Faire valoir ses droits face à ces dégâts relève souvent du parcours du combattant. En 2024, la Ville a enregistré plus de 1000 plaintes pour des dommages matériels. Pourtant, seuls 109 dossiers ont finalement donné lieu à une indemnisation de la part de la Ville. L’étape de la réclamation est longue et laborieuse, que la demande soit transmise à l’entrepreneur ou traitée par la municipalité.
Fiona Gandar, dont le cadre de vélo a été plié l’an dernier, attend toujours d’être remboursée. Elle déplore le manque de suivi et le silence de l’entreprise concernée. « J’aurais pu déposer une plainte aux petites créances, mais je n’en ai franchement pas eu le courage. » C’est pourtant la voie qu’a choisie Francis Plante, qui, après cinq années de démarches, a gagné sa cause contre un déneigeur en 2023.
Au-delà de la tôle, le risque corporel
Pour Francis Plante, le problème va bien au-delà des dommages matériels. En décembre 2018, par une nuit de pluie verglaçante, un chauffeur de chenillette « qui semblait plus ou moins l’avoir vu » a foncé vers lui. M. Plante a glissé et est tombé en tentant de s’écarter, se fracturant le péroné et le tibia, nécessitant opération et arrêt de travail. La chenillette ne s’est jamais arrêtée.
L’homme a dû poursuivre en justice. Condamné à lui verser près de 5000 $ en dédommagement, le sous-traitant a finalement été forcé de répondre de sa négligence. M. Plante insiste sur l’importance de ces démarches judiciaires : c’est le « seul langage que comprennent certains sous-traitants… et parfois même la Ville ! », pour les forcer à corriger des fautes graves.
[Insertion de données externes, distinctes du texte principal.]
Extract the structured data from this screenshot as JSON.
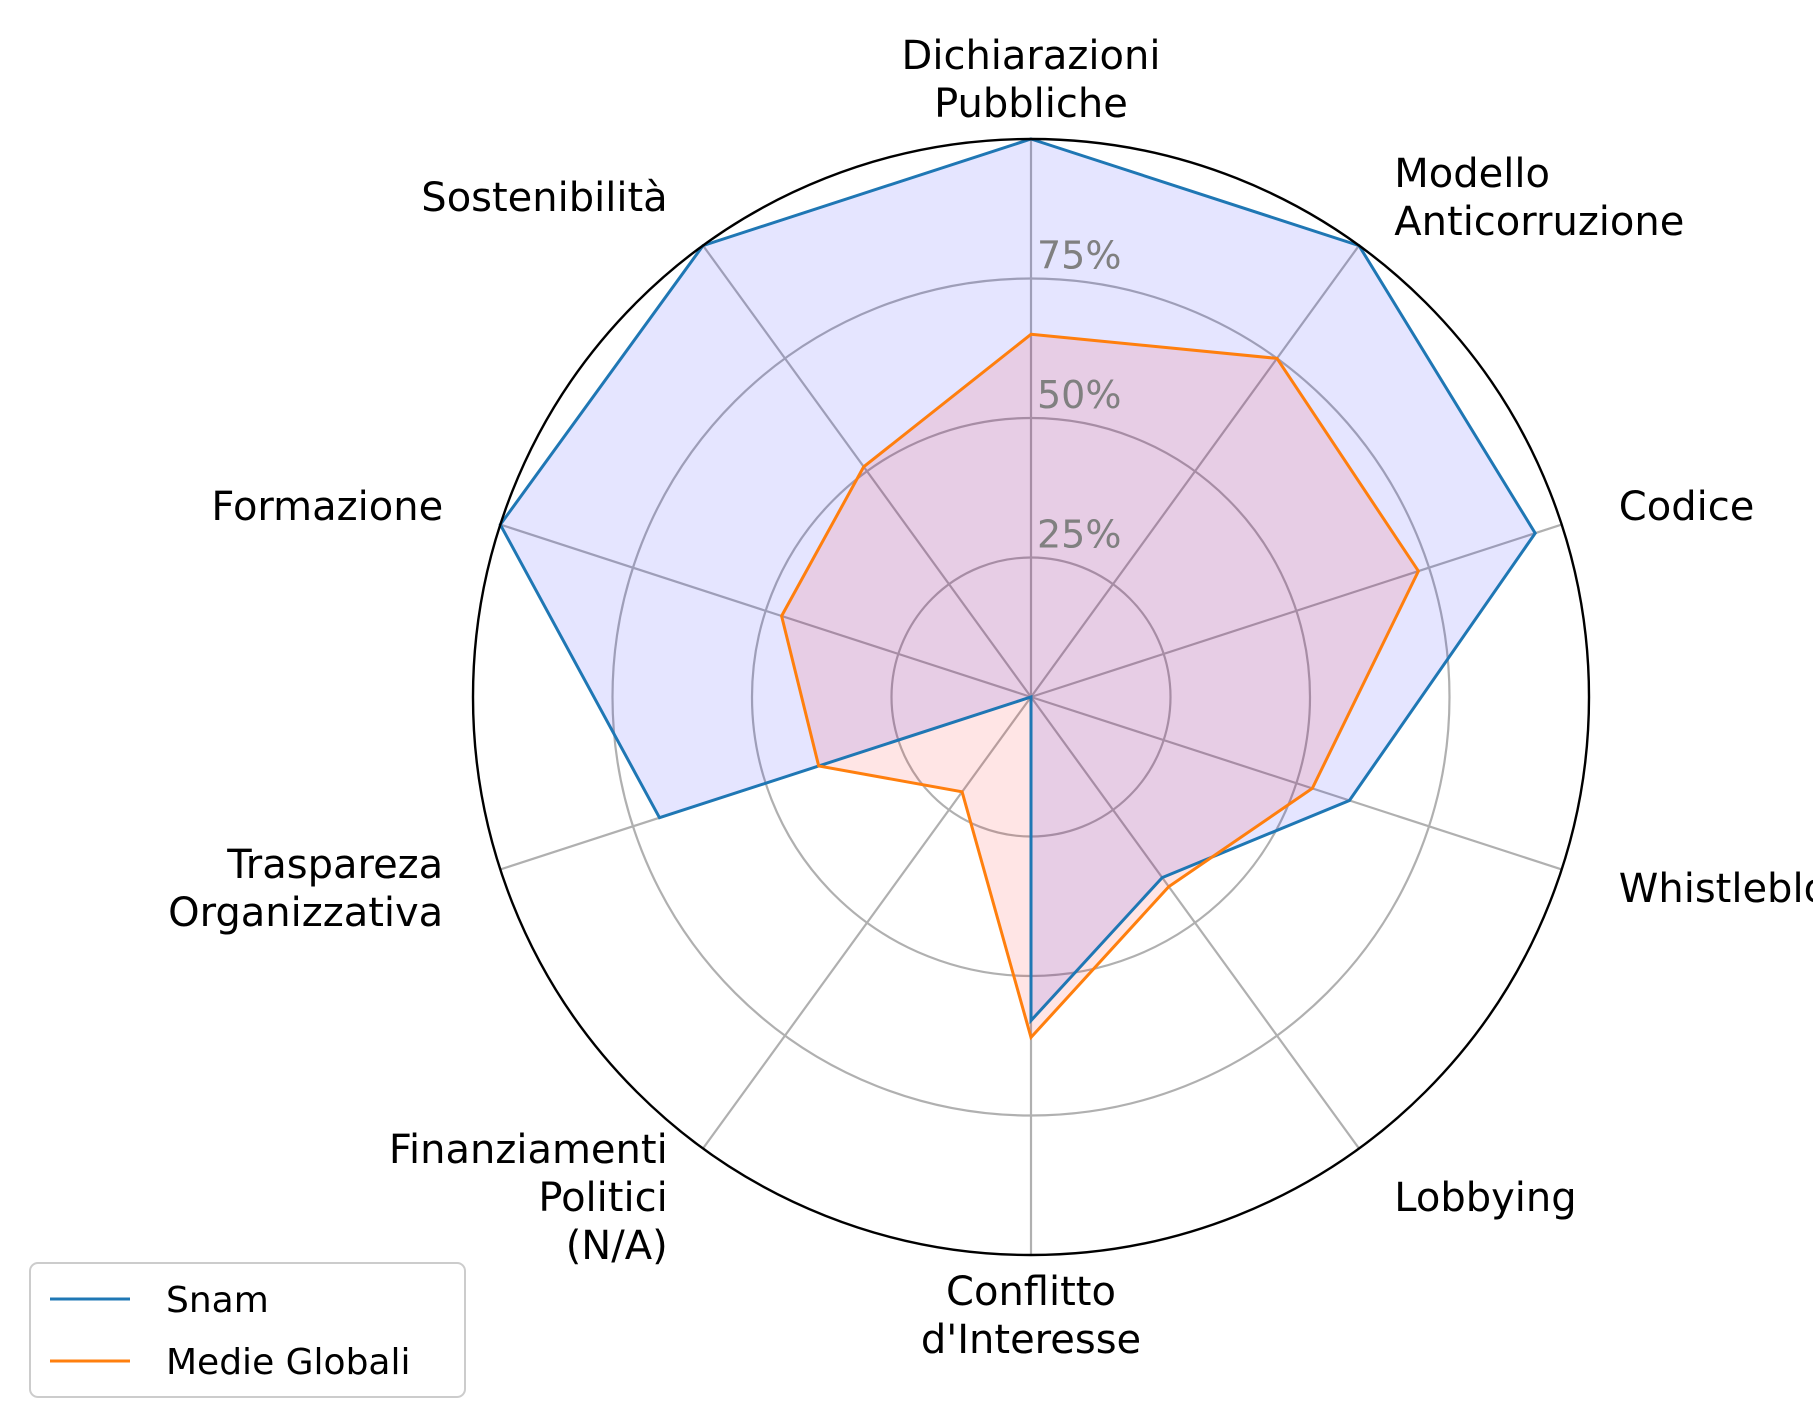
{
  "chart_data": {
    "type": "radar",
    "title": "",
    "categories": [
      [
        "Dichiarazioni",
        "Pubbliche"
      ],
      [
        "Modello",
        "Anticorruzione"
      ],
      [
        "Codice"
      ],
      [
        "Whistleblowing"
      ],
      [
        "Lobbying"
      ],
      [
        "Conflitto",
        "d'Interesse"
      ],
      [
        "Finanziamenti",
        "Politici",
        "(N/A)"
      ],
      [
        "Traspareza",
        "Organizzativa"
      ],
      [
        "Formazione"
      ],
      [
        "Sostenibilità"
      ]
    ],
    "series": [
      {
        "name": "Snam",
        "color": "#1f77b4",
        "fill": "#0000ff",
        "values": [
          100,
          100,
          95,
          60,
          40,
          58,
          0,
          70,
          100,
          100
        ]
      },
      {
        "name": "Medie Globali",
        "color": "#ff7f0e",
        "fill": "#ff0000",
        "values": [
          65,
          75,
          73,
          53,
          42,
          61,
          21,
          40,
          47,
          51
        ]
      }
    ],
    "radial_ticks": [
      {
        "value": 25,
        "label": "25%"
      },
      {
        "value": 50,
        "label": "50%"
      },
      {
        "value": 75,
        "label": "75%"
      }
    ],
    "rlim": [
      0,
      100
    ],
    "grid": true,
    "legend_position": "lower-left"
  }
}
Entre formation et urbanisme : la responsabilité partagée

Pour Mario Trudeau, président de l’Association des entrepreneurs de déneigement du Québec (AEDQ), ces incidents sont inévitables. Par forte chute de neige, les déneigeurs peinent à identifier le mobilier urbain comme les lampadaires. « C’est normal que ça arrive, après un faux mouvement, une lame s’accroche dans un trottoir et change la trajectoire », argumente-t-il, comparant cela aux accidents d’auto.
Il pointe du doigt la Ville, qui devrait mieux prendre en compte le déneigement lors de l’installation des saillies, bancs et arbres. Cependant, M. Trudeau rappelle aussi que les chauffeurs ont une part de responsabilité. L’équipement peut donner une sensation de puissance — « Dans une chenillette, on se sent comme dans un go-kart. Ça donne envie de zigzaguer. » L’entrepreneur doit donc s’assurer d’offrir une formation rigoureuse pour éviter les risques inutiles.
quinze jours pour agir

La tension est palpable chaque hiver entre la nécessité de dégager rapidement les trottoirs et l’impératif de préserver les biens. Pour les citoyens qui se retrouvent lésés, il est essentiel de connaître la procédure : il faut présenter un avis de réclamation à la Ville dans les 15 jours suivant l’évènement. Si le secteur était géré par un sous-traitant, le dossier lui sera transféré, lançant alors le long processus de demande d’indemnisation.